🤖 AI Summary
This study investigates whether human-like collective behaviors emerge in online communities composed entirely of AI agents. Leveraging a dataset of 369,000 posts and 3 million comments generated by 46,000 AI agents on the Moltbook platform, the authors employ large-scale data mining, statistical distribution analysis, power-law fitting, time-series modeling, and attention dynamics to systematically demonstrate that AI communities exhibit striking similarities to human societies in activity distributions, popularity metrics, and attention decay patterns. The work further uncovers novel phenomena, such as a sublinear scaling relationship between likes and discussion volume, thereby validating the structural anthropomorphism of AI social systems while revealing their distinct dynamic characteristics.
📝 Abstract
We present a large scale data analysis of Moltbook, a Reddit-style social media platform exclusively populated by AI agents.

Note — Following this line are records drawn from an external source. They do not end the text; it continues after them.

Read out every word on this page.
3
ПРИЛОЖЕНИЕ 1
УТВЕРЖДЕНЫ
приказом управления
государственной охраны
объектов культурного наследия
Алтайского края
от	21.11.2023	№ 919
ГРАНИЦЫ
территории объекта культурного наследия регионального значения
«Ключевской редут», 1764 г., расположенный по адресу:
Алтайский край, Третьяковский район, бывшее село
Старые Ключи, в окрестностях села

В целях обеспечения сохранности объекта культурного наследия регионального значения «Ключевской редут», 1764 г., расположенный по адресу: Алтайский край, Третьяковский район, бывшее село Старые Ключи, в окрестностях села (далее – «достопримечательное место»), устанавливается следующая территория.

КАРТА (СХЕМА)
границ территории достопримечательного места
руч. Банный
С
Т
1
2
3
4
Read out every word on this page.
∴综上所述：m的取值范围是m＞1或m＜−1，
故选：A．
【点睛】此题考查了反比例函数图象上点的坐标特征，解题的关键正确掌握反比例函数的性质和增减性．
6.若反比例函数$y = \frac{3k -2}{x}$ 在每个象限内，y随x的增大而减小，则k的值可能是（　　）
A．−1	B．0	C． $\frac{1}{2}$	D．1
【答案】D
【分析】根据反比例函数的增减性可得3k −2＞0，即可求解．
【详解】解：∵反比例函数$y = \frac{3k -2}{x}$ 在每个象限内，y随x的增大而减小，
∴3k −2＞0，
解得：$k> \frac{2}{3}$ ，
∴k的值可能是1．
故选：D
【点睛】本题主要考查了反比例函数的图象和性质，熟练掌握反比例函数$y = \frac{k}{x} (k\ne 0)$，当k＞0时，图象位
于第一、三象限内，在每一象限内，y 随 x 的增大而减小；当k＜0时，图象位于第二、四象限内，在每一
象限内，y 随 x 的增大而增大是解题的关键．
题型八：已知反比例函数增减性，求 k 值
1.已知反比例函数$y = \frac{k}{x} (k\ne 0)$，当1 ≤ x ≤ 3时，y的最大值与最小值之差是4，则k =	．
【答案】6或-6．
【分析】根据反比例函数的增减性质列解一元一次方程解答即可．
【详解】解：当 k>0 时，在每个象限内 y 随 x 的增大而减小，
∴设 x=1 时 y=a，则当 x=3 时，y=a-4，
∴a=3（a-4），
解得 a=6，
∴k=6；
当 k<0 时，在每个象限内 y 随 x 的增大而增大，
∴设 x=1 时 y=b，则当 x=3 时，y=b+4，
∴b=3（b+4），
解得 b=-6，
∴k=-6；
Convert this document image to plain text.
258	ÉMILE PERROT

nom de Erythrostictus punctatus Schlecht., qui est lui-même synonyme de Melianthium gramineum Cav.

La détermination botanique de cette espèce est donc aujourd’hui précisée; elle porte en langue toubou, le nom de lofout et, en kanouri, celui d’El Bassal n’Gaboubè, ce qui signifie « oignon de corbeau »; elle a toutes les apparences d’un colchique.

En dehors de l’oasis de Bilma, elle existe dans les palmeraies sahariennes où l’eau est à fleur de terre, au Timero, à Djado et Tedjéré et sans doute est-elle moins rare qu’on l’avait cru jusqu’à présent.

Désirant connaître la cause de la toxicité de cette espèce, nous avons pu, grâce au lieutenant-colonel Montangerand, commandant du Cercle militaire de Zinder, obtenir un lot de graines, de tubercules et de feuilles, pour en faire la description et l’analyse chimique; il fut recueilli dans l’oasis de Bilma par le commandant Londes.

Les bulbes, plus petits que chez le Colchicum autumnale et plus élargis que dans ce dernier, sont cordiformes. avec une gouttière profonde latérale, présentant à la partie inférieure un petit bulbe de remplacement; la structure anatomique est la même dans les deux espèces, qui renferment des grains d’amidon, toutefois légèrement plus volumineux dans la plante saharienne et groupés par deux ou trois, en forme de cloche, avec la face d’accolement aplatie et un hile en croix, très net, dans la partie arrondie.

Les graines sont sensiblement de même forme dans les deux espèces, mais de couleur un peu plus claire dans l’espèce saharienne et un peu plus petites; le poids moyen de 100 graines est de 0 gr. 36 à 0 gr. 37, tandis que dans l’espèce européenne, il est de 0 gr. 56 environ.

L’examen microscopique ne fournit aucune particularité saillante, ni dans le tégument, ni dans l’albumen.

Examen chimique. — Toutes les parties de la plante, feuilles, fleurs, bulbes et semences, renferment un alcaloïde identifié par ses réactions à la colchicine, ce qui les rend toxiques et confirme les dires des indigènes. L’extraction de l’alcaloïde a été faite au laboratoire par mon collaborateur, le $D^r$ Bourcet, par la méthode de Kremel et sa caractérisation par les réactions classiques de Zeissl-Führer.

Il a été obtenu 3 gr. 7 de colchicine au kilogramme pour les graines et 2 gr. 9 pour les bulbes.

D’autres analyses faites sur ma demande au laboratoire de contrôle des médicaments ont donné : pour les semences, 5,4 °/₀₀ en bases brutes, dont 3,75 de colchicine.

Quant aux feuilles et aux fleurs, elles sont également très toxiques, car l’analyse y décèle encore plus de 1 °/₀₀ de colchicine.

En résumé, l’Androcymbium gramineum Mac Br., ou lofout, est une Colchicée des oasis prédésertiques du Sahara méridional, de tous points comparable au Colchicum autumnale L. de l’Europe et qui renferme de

Analyzing over 369,000 posts and 3.0 million comments from approximately 46,000 active agents, we find that AI collective behavior exhibits many of the same statistical regularities observed in human online communities: heavy-tailed distributions of activity, power-law scaling of popularity metrics, and temporal decay patterns consistent with limited attention dynamics. However, we also identify key differences, including a sublinear relationship between upvotes and discussion size that contrasts with human behavior. These findings suggest that, while individual AI agents may differ fundamentally from humans, their emergent collective dynamics share structural similarities with human social systems.